“He (Bennett) had ran inside of our house and said, ‘We all fixing to die today,’ and then he had grabbed my mom’s gun and shot her in the back of her head, and my mom is laying down on the floor,” the 12-year-old calmly told dispatchers. “Like, she is literally, like, laying down, like on the floor bleeding, like shot in the back of her head.”
Deputies and other first responders arrived within minutes, and Burns was taken to a hospital. The sheriff’s office did not have an update on her condition Wednesday but said she’d been scheduled for surgery.
Washington did not survive.
Just two months earlier, Bennett had been arrested for threatening to kill Washington in July of last year, according to Newton County court records. He was charged April 4 with terroristic threats, a felony, and harassing phone calls. He was granted a $7,500 bond and released the next day.
At the crime scene Sunday night, Burns and the 12-year-old sounded the alarm about 1-year-old Jaquari Bennett, the boy’s baby sister. He told dispatch he thought Darian Bennett had taken her because Washington had been holding her.
By about 2 a.m., an Amber Alert was sent out for the toddler, who was believed to be in “extreme danger.” As authorities scrambled to locate Darian Bennett, a second alert was issued just after 7:45 a.m.
But it was likely too late, as Darian Bennett called police in Clayton County around 7:15 a.m. and said he was going to kill himself, the Newton County Sheriff’s Office said.
Authorities traced the call to the area of Riverdale First United Methodist Church, about 40 miles from where the child was taken. Arriving officers found them by the sound of gunshots coming from a secluded wooded area behind the church.
Jaquari Bennett had been shot to death.
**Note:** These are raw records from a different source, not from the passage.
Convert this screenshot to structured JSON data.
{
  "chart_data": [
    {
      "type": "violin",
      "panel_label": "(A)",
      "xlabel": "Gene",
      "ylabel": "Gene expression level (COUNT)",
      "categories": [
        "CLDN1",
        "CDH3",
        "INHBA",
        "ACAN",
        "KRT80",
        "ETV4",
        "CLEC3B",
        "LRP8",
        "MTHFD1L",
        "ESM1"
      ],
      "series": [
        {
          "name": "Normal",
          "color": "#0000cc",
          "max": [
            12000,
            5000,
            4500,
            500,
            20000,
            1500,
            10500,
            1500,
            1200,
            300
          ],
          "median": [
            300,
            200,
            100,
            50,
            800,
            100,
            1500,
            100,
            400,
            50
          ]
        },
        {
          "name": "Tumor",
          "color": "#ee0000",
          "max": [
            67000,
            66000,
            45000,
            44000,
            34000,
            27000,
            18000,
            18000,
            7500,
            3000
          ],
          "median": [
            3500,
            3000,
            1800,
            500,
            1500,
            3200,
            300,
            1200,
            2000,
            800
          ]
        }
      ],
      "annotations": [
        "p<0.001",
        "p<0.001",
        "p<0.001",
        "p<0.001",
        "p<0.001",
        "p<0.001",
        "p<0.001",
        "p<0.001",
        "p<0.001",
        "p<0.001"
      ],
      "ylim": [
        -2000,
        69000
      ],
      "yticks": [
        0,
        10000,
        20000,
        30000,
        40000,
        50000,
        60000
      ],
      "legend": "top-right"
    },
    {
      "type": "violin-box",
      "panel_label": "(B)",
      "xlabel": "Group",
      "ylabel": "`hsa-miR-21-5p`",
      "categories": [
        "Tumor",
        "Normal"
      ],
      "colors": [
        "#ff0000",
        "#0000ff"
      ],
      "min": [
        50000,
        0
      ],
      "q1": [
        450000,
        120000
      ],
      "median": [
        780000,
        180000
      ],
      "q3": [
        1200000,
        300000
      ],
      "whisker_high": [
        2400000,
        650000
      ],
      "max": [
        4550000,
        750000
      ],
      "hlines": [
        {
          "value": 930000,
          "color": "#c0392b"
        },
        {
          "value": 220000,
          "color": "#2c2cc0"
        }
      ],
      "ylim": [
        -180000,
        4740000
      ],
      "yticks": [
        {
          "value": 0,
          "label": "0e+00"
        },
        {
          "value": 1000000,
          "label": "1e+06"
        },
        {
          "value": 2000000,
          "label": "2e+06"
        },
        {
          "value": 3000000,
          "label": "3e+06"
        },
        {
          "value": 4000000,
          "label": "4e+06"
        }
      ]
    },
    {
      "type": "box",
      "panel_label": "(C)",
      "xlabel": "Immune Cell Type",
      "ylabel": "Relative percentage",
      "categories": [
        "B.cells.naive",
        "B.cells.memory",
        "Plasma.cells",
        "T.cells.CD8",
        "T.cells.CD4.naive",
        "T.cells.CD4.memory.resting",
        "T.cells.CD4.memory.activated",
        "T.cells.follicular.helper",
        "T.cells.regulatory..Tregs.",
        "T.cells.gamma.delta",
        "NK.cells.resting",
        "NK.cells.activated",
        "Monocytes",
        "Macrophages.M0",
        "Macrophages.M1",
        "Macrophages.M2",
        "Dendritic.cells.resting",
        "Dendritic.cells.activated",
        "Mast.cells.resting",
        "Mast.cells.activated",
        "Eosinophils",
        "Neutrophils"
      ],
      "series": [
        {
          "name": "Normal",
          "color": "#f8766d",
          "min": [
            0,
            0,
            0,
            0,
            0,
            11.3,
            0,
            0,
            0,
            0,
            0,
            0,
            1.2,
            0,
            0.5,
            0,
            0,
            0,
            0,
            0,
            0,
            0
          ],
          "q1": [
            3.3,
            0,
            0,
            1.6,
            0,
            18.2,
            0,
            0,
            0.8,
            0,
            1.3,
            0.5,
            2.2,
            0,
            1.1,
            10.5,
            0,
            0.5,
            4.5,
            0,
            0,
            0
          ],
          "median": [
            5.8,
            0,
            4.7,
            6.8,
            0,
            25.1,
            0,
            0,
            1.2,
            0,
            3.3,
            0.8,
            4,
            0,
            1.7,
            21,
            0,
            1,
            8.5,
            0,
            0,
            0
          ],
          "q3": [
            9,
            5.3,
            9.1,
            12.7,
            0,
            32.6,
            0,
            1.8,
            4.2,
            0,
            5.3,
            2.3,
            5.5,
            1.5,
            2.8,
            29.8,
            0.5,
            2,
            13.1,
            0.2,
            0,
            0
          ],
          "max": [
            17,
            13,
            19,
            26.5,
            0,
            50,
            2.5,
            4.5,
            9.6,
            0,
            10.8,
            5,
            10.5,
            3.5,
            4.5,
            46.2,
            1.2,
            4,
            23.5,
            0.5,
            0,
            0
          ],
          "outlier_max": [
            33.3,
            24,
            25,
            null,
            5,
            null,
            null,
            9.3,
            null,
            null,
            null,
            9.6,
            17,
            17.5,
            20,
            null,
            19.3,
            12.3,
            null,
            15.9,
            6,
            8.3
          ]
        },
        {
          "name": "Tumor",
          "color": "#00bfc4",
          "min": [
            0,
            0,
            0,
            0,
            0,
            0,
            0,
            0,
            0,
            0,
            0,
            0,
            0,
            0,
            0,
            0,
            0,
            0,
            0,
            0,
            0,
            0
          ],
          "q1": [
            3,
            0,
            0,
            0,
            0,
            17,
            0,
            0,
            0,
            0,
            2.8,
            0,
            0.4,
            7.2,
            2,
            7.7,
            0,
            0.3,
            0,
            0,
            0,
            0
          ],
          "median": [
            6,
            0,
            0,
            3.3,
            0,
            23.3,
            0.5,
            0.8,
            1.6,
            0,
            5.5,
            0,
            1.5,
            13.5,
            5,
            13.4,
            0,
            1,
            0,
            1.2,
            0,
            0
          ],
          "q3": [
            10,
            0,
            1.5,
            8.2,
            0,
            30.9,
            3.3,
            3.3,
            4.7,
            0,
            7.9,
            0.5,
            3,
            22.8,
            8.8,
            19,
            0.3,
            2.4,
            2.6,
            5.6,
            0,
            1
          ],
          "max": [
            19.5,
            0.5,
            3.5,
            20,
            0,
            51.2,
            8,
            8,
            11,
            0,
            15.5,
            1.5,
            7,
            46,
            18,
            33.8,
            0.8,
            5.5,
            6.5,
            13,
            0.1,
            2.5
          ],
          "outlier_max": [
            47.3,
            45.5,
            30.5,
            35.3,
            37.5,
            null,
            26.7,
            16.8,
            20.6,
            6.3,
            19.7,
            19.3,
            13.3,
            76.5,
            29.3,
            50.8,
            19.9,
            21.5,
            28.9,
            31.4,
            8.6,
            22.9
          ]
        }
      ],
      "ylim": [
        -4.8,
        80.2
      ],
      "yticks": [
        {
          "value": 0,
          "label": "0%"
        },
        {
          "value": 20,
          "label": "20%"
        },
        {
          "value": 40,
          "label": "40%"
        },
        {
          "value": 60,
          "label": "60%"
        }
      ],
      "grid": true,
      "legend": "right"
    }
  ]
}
Darian Bennett also had taken his life.
The church’s pastor told Channel 2 Action News that Darian Bennett was not a member and had no connection to the congregation.
“My sister Keashawn Washington was working hard and saving to buy her children their own home and was already in contact with a real estate agent,” her brother wrote in a GoFundMe campaign to raise money to provide housing for the surviving children, the 12-year-old who called 911 and an 11-year-old girl.
“By any means I will fulfill my sister’s last dream, last wish, last hope, and get those children some land and a new home,” the brother said, adding that his mission is to keep the children safe — “and I want them to feel safe, if that’s even possible.”
“These children and their grandmother can’t go back to that place,” he wrote. “If I get my wish, none of them will ever have to cross over the threshold of the house where my sister was brutalized ever again.”